O Papa num país deprimido

Bento XVI não é um populista nem um superficial: vai ao fundo das coisas,aos valores essenciais

Bento XVI vem a Portugal numa altura em que a nossa sociedade se encontra descrente de si própria, desanimada, frustrada. Mas seria errado esperar do Papa um mero estímulo psicológico para animar um país algo deprimido.

É certo que não faltam por aí grupos ditos religiosos a afirmarem-se e a ganharem prosélitos com base nas suas virtua-lidades para levantar o ânimo às pessoas em crise. Mas não é de verdadeira religião que se trata. Lê-se na Caritas in Veritate: “O mundo actual regista a presença de algumas culturas de matiz religioso que não empenham o homem na comunhão, mas isolam-no na busca do bem-estar individual, limitando-se a satisfazer os seus anseios psicológicos” (n.º 55).

O imperativo da solidariedade, frequentemente lembrado por Bento XVI, apela ao contrário desse individualismo egoísta e auto-centrado. E sendo consoladores os gestos de solidariedade que numerosos portugueses tiveram face a várias tragédias recentes – como a da Madeira – não podemos esquecer que Portugal é um dos países europeus onde as desigualdades de rendimentos são maiores. Pior do que isso: tendem a acentuar-se com a crise. Não podemos fingir que tal não nos diz respeito.

Expectativas frustradas
O desânimo na sociedade portuguesa merece ser analisado, porque o Papa não o irá ignorar, embora reagindo de modo bem diferente daquelas “culturas de matiz religioso” que pretendem actuar como anti-depressivos. Uma parte da amargura actual de muitos portugueses tem a ver com expectativas frustradas, depois de durante anos terem sido estimuladas por um optimismo irresponsável dos governantes. Tantos esperavam melhorar de nível de vida e afinal…

Melhorar a condição económica de cada um é um desejo legítimo, sobretudo quando se parte de um nível de autêntica pobreza. E a subida do desemprego coloca hoje muitas famílias portuguesas em situação dramática.
Mas é difícil não ver na actual frustração de muitos uma excessiva, e por vezes quase exclusiva, importância dada ao bem-estar material e, porventura ainda mais, aos símbolos de ascensão social que a posse de alguns bens significa para muita gente. Ora o Papa contribuirá para dar aos vários valores em jogo na nossa vida o peso correcto, combatendo uma fixação doentia no que se tem designado por “individualismo possessivo” e chamando a atenção para aquilo que verdadeiramente importa: a doação de si mesmo ao serviço dos outros.

Falta de ética
A frustração portuguesa tem igualmente a ver com a situação política nacional. Alastra a descrença não apenas quanto aos políticos como noutras instituições públicas fundamentais, caso da justiça principalmente.
O que poderá fazer o Papa contra isso?
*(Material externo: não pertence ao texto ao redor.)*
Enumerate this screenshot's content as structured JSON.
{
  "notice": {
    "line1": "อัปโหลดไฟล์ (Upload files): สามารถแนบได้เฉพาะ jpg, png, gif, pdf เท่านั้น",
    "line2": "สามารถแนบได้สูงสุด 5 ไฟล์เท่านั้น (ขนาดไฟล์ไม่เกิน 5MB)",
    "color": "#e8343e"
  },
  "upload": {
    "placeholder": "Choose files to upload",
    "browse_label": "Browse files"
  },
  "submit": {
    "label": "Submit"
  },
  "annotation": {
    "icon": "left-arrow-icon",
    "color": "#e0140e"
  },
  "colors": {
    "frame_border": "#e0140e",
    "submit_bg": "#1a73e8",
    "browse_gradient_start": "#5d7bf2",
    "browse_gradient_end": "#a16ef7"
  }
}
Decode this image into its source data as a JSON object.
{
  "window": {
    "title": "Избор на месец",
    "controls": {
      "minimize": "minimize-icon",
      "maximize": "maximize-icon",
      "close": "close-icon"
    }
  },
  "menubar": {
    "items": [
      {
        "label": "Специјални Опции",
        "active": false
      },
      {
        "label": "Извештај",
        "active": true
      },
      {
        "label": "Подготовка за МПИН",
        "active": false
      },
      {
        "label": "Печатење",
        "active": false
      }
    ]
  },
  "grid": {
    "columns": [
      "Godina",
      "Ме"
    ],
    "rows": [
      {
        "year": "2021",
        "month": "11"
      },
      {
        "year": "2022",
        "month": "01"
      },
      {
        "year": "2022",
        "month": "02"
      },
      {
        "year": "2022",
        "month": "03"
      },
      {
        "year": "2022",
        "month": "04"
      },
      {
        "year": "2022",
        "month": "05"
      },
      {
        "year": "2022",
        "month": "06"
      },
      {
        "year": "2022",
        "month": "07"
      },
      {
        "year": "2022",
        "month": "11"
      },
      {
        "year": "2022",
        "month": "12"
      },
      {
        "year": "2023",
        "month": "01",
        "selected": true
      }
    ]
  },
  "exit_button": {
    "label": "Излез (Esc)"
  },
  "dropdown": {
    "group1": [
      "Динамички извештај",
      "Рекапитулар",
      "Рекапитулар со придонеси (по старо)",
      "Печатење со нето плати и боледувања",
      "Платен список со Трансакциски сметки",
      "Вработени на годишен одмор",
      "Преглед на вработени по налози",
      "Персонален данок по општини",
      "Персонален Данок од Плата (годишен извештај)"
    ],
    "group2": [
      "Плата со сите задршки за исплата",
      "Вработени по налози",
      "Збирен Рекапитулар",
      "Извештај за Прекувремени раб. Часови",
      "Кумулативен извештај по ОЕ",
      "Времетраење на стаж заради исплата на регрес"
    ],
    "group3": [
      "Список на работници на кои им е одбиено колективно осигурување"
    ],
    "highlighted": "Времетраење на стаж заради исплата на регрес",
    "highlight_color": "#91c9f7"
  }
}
Pois poderá recordar aos católicos as suas obrigações cívicas e políticas. É cómodo dizer mal dos políticos e ficar de fora, a assistir ao espectáculo. Mas essa não é uma atitude cristã. Todos nós somos responsáveis pelo bem comum. Não quer isto dizer, claro, que todos os católicos devam militar em partidos políticos ou aceitar cargos públicos. Quer dizer, sim, que não podemos alhear-nos da res publica – desde logo na oração.

E se nos incomoda, como deve incomodar, o baixo nível ético que hoje predomina na esfera pública, importa ter presente que a moralidade dos políticos e gestores públicos não é uma ilha: é basicamente a moralidade da sociedade de que fazem parte. Veja-se o caso da corrupção, que tanto gostamos de apontar como um cancro da nossa vida colectiva (e é-o, de facto). Os portugueses são permissivos quanto à corrupção, como veio confirmar um estudo recente. E como já sabíamos ao ver autarcas acusados e suspeitos em processo de corrupção serem alegremente eleitos.

Bento XVI não é um populista nem um superficial: vai ao fundo das coisas, aos valores essenciais. Se o soubermos escutar, algo mudará na sociedade portuguesa.